Where it became really interesting is when he began questioning his identity. Born a Maasai by parents who were early Christian converts, Lemek got an Anglo-name and a Western education but little knowledge of his Maasai heritage.

But once he began inquiring into his indigenous roots, his art began to mirror the mental metamorphosis that the man was personally going through.

The changes have been gradual, up until now. His show, which opened last Sunday, May 30th, is mind-boggling by comparison to, not only the collage art which he surpassed light years ago. It’s even a grand departure from his first ‘Identity’ series which in black on white, won him attention, both locally when Ogilvy Africa gave him a three-month exhibition in their Nairobi offices, and regionally, when he was deemed a finalist in the Johannesburg-based ‘L’Atelier’ Art Competition.

In ‘Abstract Patterns’ he still works with graphite, charcoal, and pastels. He is also still looking more deeply into his identity and questioning what kind of a man, Maasai, and artist he really is.

Answering these queries with an exhibition that veritably explodes with colors and ‘abstract patterns’, Lemek is still dealing with the issue of an elusive identity which has yet to be fully revealed.
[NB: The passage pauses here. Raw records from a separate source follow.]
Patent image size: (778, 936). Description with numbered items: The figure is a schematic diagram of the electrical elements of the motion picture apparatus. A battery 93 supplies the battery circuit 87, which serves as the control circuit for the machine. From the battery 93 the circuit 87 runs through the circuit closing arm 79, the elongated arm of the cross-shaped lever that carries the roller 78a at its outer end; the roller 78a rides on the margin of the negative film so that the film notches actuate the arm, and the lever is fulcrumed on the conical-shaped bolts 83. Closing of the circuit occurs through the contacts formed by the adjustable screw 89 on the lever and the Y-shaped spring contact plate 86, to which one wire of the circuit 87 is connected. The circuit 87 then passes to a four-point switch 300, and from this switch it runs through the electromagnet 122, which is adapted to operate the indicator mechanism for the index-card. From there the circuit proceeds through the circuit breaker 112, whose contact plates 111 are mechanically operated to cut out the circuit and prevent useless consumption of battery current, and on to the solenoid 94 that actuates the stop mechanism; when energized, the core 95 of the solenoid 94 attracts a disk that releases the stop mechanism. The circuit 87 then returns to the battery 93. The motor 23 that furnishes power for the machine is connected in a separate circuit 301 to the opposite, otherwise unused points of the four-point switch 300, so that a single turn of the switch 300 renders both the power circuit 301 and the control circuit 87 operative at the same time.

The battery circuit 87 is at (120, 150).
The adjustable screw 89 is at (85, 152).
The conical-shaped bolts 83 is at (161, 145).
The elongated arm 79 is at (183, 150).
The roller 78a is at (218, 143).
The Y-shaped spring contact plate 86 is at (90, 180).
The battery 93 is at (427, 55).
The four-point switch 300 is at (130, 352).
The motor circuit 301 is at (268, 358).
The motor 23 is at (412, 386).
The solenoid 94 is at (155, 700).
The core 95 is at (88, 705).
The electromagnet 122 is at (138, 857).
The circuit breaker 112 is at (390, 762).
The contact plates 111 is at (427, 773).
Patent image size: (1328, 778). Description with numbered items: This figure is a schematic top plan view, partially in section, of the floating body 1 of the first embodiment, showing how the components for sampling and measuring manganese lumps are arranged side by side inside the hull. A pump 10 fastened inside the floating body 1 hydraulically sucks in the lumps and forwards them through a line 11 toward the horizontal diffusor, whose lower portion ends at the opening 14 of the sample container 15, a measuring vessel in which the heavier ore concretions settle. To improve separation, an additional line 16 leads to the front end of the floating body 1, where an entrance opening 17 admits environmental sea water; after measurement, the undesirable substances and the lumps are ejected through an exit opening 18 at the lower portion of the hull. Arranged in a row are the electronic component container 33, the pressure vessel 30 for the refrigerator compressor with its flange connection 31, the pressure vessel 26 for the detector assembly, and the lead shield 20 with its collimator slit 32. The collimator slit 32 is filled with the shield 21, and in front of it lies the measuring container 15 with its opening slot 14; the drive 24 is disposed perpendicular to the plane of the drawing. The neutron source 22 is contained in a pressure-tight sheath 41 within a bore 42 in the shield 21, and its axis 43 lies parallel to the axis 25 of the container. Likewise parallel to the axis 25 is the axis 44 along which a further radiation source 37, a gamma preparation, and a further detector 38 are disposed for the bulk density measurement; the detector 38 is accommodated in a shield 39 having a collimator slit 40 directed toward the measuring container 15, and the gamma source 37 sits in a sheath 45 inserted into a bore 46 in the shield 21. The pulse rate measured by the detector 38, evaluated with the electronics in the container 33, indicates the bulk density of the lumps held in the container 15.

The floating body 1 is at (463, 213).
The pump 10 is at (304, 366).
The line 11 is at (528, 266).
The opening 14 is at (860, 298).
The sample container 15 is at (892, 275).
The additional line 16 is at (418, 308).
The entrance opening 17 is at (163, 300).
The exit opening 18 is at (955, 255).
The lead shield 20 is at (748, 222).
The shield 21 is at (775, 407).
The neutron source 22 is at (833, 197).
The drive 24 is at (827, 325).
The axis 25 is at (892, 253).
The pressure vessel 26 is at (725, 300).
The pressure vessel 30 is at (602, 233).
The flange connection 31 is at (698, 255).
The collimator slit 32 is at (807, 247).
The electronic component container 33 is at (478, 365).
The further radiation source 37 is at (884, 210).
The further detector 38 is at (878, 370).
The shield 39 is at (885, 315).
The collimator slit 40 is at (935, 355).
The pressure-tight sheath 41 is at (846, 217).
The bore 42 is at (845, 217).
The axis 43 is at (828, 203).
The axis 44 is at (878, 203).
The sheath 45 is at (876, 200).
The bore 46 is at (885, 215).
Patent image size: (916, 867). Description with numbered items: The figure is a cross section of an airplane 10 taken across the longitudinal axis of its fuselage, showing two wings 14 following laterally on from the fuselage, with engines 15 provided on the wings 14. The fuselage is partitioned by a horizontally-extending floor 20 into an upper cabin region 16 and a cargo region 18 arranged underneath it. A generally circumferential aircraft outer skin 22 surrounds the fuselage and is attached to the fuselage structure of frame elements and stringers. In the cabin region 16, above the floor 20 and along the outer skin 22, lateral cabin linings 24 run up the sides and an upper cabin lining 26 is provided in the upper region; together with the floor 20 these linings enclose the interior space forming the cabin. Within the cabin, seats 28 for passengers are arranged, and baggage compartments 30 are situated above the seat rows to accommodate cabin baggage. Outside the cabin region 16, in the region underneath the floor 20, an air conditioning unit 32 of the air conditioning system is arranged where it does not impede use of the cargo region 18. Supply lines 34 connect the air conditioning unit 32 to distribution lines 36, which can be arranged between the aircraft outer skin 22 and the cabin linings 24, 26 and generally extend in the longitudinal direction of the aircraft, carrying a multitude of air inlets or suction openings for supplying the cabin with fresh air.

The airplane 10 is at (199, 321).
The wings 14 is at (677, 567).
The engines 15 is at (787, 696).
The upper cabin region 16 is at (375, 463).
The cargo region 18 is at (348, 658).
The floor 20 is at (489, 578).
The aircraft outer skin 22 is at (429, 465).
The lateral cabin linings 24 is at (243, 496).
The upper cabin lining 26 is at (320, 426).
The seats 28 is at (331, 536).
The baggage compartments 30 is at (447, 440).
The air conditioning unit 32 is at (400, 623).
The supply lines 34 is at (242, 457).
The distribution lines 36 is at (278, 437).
Yet one can’t help feeling he has attained a deepened degree of self-awareness. It’s apparent in his dazzling use of color blended with a startling release of black abstract patterns.

“All of these works begin with a human figure and sometimes more than one,” says Lemek who began sketching and “drawing mostly cars” from an early age.

“Drawing was always very personal for me. And even now, I love sketching whenever I can,” he adds. In fact, the exhibition has a whole ‘mini-series’ of single semi-abstract figures of men in motion. All are apparently animated by some strong electrified force that gives each one a life all its own. And even his larger multicolored ‘abstract patterns’ begin with a figure which is subsequently overcoated with charcoal and pastels, blended not with a brush or palette knife but with an erasure!

All of Lemek’s paintings are on paper. All are drawn with charcoal, graphite, and pastels, apart from his latest piece which does away with charcoal altogether and is purely blended pastels. “I think that is the direction I am leaning towards,” he says.

Yet in the past, Lemek admits he had an aversion to color. “I was never big on ‘color theory’,” he says, recalling how he left CAC before he got bogged down with theory. But while researching his Maasai heritage, he became an admirer of the Maasai women and their colorful beadwork.

Then came a gift of high-quality French pastels from Rhodia Mann. The Kenya-born author and designer had inherited the box from her mother Erica who had used them while studying at the Beaux Art in Paris.

“Once I received the box, I went looking for a Kenyan artist who worked with pastels. I knew my mother [a trained architect] would love that idea. And that is how I found Lemek,” she says.

Lemek had indeed been working with pastels prior to meeting Rhodia. But before that he had only drawn in black.

Coming to use color by this circuitous path, Lemek has apparently reached an epiphany. His art has literally come alive at Red Hill. Coincidentally, several his recent paintings are currently on display in Paris alongside works by Onyis Martin and David Thuku. Lemek has also had shows in South Africa, Germany, Australia, and elsewhere in Kenya.